If the remedy of the defect finally fails despite repeated attempts of ChessBase to remedy the defect, the Purchaser shall be entitled to a reasonable reduction of the purchase price or to withdraw from the contract under the further conditions described by law, unless the defect is insignificant.
ChessBase shall be entitled to circumvent any defect that may occur if this defect itself can only be remedied with disproportionate effort and if the use of the software does not suffer significantly as a result.
5.5 The Purchaser's warranty claims shall expire within two years after delivery or download of the software.
5.6 The Purchaser's warranty claims are excluded or limited insofar as and to the extent that the defect is due to improper handling or use of the software or other fault on the part of the Purchaser.

6 Liability and Compensation
6.1 ChessBase shall be liable - irrespective of the legal basis - only for damages
a) if and to the extent that this is mandatory by law under the Product Liability Act or in cases of injury to life, body or health,
b) insofar as and to the extent that the damage is based on grossly negligent or intentional conduct on the part of ChessBase, as well as
c) in the event of a culpable breach of an essential contractual obligation (cardinal obligation).
Any further liability of ChessBase is excluded.

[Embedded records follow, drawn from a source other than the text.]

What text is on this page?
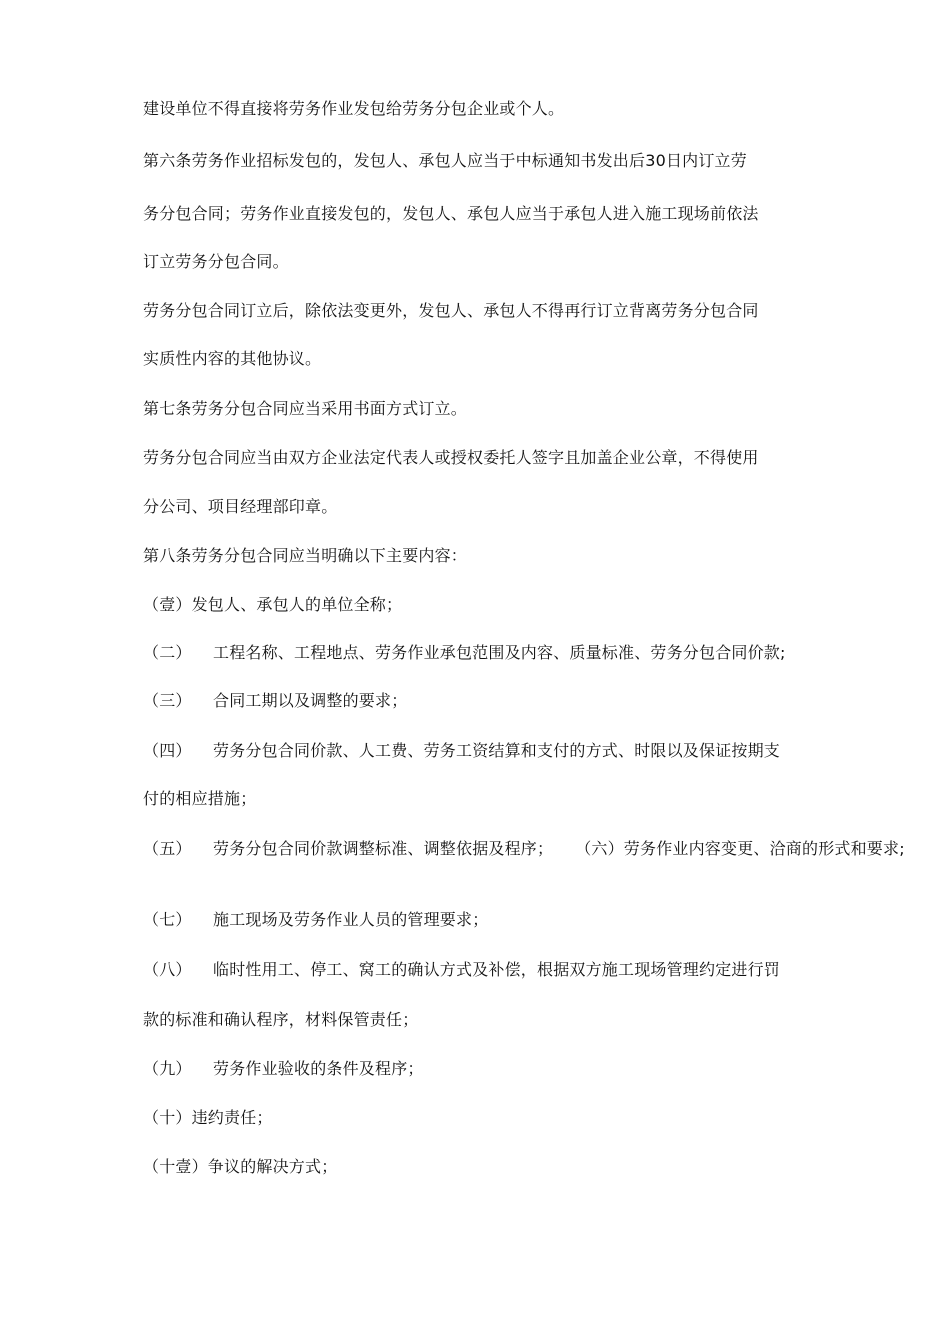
建设单位不得直接将劳务作业发包给劳务分包企业或个人。
第六条劳务作业招标发包的，发包人、承包人应当于中标通知书发出后30日内订立劳
务分包合同；劳务作业直接发包的，发包人、承包人应当于承包人进入施工现场前依法
订立劳务分包合同。
劳务分包合同订立后，除依法变更外，发包人、承包人不得再行订立背离劳务分包合同
实质性内容的其他协议。
第七条劳务分包合同应当采用书面方式订立。
劳务分包合同应当由双方企业法定代表人或授权委托人签字且加盖企业公章，不得使用
分公司、项目经理部印章。
第八条劳务分包合同应当明确以下主要内容：
（壹）发包人、承包人的单位全称；
（二） 工程名称、工程地点、劳务作业承包范围及内容、质量标准、劳务分包合同价款;
（三） 合同工期以及调整的要求；
（四） 劳务分包合同价款、人工费、劳务工资结算和支付的方式、时限以及保证按期支
付的相应措施；
（五） 劳务分包合同价款调整标准、调整依据及程序； （六）劳务作业内容变更、洽商的形式和要求;
（七） 施工现场及劳务作业人员的管理要求；
（八） 临时性用工、停工、窝工的确认方式及补偿，根据双方施工现场管理约定进行罚
款的标准和确认程序，材料保管责任；
（九） 劳务作业验收的条件及程序；
（十）违约责任；
（十壹）争议的解决方式；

6.2 The liability of ChessBase according to clause 7.1 c) is furthermore
a) limited to foreseeable, typical, direct damage; liability for indirect damage, consequential damage and other financial loss, in particular liability for loss of profit, is excluded,
b) limited in amount to the purchase price paid by the Buyer for the Software.

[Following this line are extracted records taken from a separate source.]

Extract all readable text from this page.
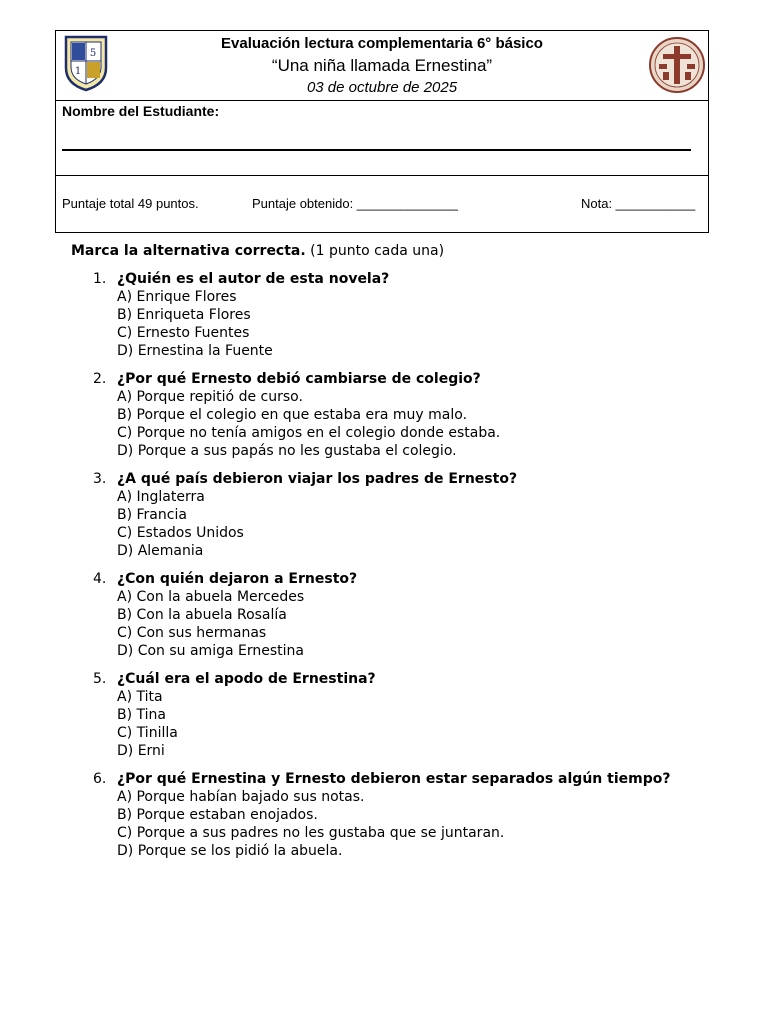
5
1
Evaluación lectura complementaria 6° básico
“Una niña llamada Ernestina”
03 de octubre de 2025
Nombre del Estudiante:
Puntaje total 49 puntos.	Puntaje obtenido: ______________	Nota: ___________
Marca la alternativa correcta. (1 punto cada una)
1. ¿Quién es el autor de esta novela?
A) Enrique Flores
B) Enriqueta Flores
C) Ernesto Fuentes
D) Ernestina la Fuente
2. ¿Por qué Ernesto debió cambiarse de colegio?
A) Porque repitió de curso.
B) Porque el colegio en que estaba era muy malo.
C) Porque no tenía amigos en el colegio donde estaba.
D) Porque a sus papás no les gustaba el colegio.
3. ¿A qué país debieron viajar los padres de Ernesto?
A) Inglaterra
B) Francia
C) Estados Unidos
D) Alemania
4. ¿Con quién dejaron a Ernesto?
A) Con la abuela Mercedes
B) Con la abuela Rosalía
C) Con sus hermanas
D) Con su amiga Ernestina
5. ¿Cuál era el apodo de Ernestina?
A) Tita
B) Tina
C) Tinilla
D) Erni
6. ¿Por qué Ernestina y Ernesto debieron estar separados algún tiempo?
A) Porque habían bajado sus notas.
B) Porque estaban enojados.
C) Porque a sus padres no les gustaba que se juntaran.
D) Porque se los pidió la abuela.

7. claims for compensation by ChessBase
In the event of an infringement of the property rights, copyrights or rights of use to the licensed software and/or the accompanying material as well as in the event of an infringement of the obligations entered into with this software transfer and license agreement by the Purchaser, ChessBase shall be entitled to statutory and contractual claims for compensation against the Purchaser. This shall apply in particular to breaches of the provisions in clauses 2.2 and 2.3.

8. final provisions
8.1 This contract shall be governed in all its parts by the laws of the Federal Republic of Germany to the exclusion of the UN Convention on Contracts for the International Sale of Goods (CISG).
8.2 Oral collateral agreements as well as supplements or amendments to this contract must be in writing to be effective. This shall also apply to any amendment of the written form requirement itself.
8.3 Individual employees of ChessBase are not authorised to amend or supplement the provisions of this software transfer and license agreement in whole or in part. Amendments or supplements to this Agreement may only be made in writing by the management.
8.4 Should individual provisions of this contract be or become invalid or unenforceable, this shall not affect the validity of the remaining provisions of this contract. The invalid or unenforceable provision shall be replaced by a valid and enforceable provision which comes as close as possible to the economic intention of the invalid or unenforceable provision.
The same shall apply in the event of a loophole in the contract.
8.5 Hamburg is agreed as the place of jurisdiction for all legal disputes arising from or in connection with this contract.
Notwithstanding the above provision, ChessBase shall be entitled at its discretion to sue the Purchaser at its general place of jurisdiction or to initiate other legal measures.
This agreement on the place of jurisdiction shall not apply if the Purchaser is a consumer.